### Systemic Crisis Prediction in Africa

This project analyzes a dataset (1860-2014) from 13 African countries to predict systemic crisis emergence using indicators like annual inflation rates.

Dataset: [**Dataset Link**](**https://drive.google.com/file/d/1fTQ9R29kgAhInFO0HMqvkcAfSZWg6fCx/view**)

**Steps**

- Data Exploration

- Imported and inspected the dataset.

- Used pandas profiling for insights on missing values, duplicates, and outliers.

- Data Cleaning

- Removed duplicates and addressed outliers using statistical methods.

- Encoded categorical features using Label Encoding.
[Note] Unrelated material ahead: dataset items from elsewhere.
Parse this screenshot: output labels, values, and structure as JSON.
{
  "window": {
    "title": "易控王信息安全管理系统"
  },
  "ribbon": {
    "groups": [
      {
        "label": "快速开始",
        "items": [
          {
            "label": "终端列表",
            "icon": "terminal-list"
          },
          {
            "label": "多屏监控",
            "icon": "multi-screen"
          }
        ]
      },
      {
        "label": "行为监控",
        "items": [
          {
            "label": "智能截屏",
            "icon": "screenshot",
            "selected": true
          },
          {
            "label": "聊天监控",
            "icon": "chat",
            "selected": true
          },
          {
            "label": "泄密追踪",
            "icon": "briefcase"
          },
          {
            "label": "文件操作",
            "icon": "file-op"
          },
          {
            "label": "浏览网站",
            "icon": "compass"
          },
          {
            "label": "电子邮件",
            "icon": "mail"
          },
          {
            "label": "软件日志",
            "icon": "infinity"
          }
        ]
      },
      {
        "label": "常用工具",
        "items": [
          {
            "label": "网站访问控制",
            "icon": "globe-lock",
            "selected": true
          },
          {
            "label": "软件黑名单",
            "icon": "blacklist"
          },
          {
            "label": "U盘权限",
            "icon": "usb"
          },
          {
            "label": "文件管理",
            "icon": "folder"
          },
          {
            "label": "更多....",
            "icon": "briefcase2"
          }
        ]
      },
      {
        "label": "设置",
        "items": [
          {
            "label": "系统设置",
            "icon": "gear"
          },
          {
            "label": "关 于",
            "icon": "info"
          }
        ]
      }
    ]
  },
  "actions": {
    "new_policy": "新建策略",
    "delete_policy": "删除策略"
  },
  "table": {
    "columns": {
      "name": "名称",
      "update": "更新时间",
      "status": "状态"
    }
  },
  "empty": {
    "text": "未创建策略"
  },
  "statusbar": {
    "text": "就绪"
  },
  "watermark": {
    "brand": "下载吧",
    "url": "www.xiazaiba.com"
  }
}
- Selected the target variable and relevant features based on correlation analysis.

- Model Training and Evaluation

- Split data into training (80%) and test (20%) sets.

- Trained classification models (e.g., Logistic Regression, Random Forest).

- Evaluated using metrics like Accuracy, Precision, Recall, F1-Score, and ROC-AUC.

- Model Improvement

- Explored feature engineering and hyperparameter tuning.

- Discussed balancing techniques like SMOTE and advanced models (XGBoost, CatBoost).

**Tools and Libraries**

- Python, Pandas, Numpy, Scikit-learn, Matplotlib, Seaborn, Pandas Profiling, Imbalanced-learn.

**Key Insights**

- Effective preprocessing improved model performance.

- Collaboration provided strategies for enhancement.

In [2]:
## importing libraries
import numpy as np
import pandas as pd
import matplotlib.pyplot as plt
import seaborn as sns
from sklearn.preprocessing import LabelEncoder
from sklearn.linear_model import LogisticRegression
from sklearn.model_selection import train_test_split
from sklearn.metrics import confusion_matrix
from sklearn.tree import DecisionTreeClassifier
from sklearn.ensemble import RandomForestClassifier
from sklearn.svm import SVC
from sklearn.neighbors import KNeighborsClassifier
from sklearn.metrics import accuracy_score
from sklearn.model_selection import cross_val_score

In [None]:
# Importing dataset using pandas
dataset = pd.read_csv(r